A kidnapped teenage boy suddenly resurfaces.

Isaac Freeman, known to his friends and family as Zach, shows up at his high school in Arlington, Indiana, after disappearing for more than a year. He’s so unrecognizable that he’s initially mistaken for a drunk, homeless man. He’s in grim shape, carrying a bag filled with tens of thousands of dollars, narcotics, and a loaded gun. Upon medical inspection, his body shows ghastly signs of torture, including rape. Disoriented, frightened, and suffering from amnesia, Zach claims to have killed someone, though it’s unclear whom. Gradually, we learn that Zach was pulled into a dark human trafficking operation and forced into prostitution—a macabre predicament he narrowly escapes before they finally decide to kill him. The police, led by Detective Harold Minor, have reason to believe Zach’s captors are still out there, maybe even planning to silence him. Volz crafts a disturbing story that shines a glaring light on human trafficking.
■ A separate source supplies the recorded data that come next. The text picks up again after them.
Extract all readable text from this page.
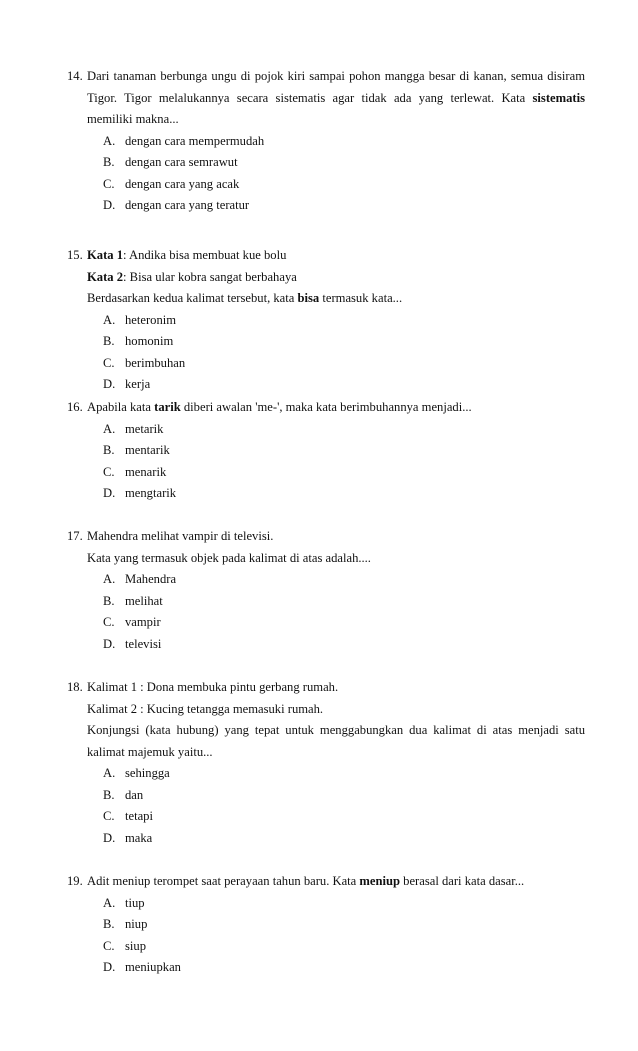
14. Dari tanaman berbunga ungu di pojok kiri sampai pohon mangga besar di kanan, semua disiram
Tigor. Tigor melalukannya secara sistematis agar tidak ada yang terlewat. Kata sistematis
memiliki makna...
A. dengan cara mempermudah
B. dengan cara semrawut
C. dengan cara yang acak
D. dengan cara yang teratur
15. Kata 1: Andika bisa membuat kue bolu
Kata 2: Bisa ular kobra sangat berbahaya
Berdasarkan kedua kalimat tersebut, kata bisa termasuk kata...
A. heteronim
B. homonim
C. berimbuhan
D. kerja
16. Apabila kata tarik diberi awalan 'me-', maka kata berimbuhannya menjadi...
A. metarik
B. mentarik
C. menarik
D. mengtarik
17. Mahendra melihat vampir di televisi.
Kata yang termasuk objek pada kalimat di atas adalah....
A. Mahendra
B. melihat
C. vampir
D. televisi
18. Kalimat 1 : Dona membuka pintu gerbang rumah.
Kalimat 2 : Kucing tetangga memasuki rumah.
Konjungsi (kata hubung) yang tepat untuk menggabungkan dua kalimat di atas menjadi satu
kalimat majemuk yaitu...
A. sehingga
B. dan
C. tetapi
D. maka
19. Adit meniup terompet saat perayaan tahun baru. Kata meniup berasal dari kata dasar...
A. tiup
B. niup
C. siup
D. meniupkan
He approaches the subject matter with an appropriate sense of gravity and delicacy without sacrificing realism. However, it takes uncommon literary deftness to make such a story realistic but not gratuitously violent, an authorial nimbleness he simply does not possess. Words like devilish and evil come up too often, as if the reader needs these moral prompts. Also, the story devolves into a canned tale with the usual suspects.

A grisly tale that’s more nightmarish than artful.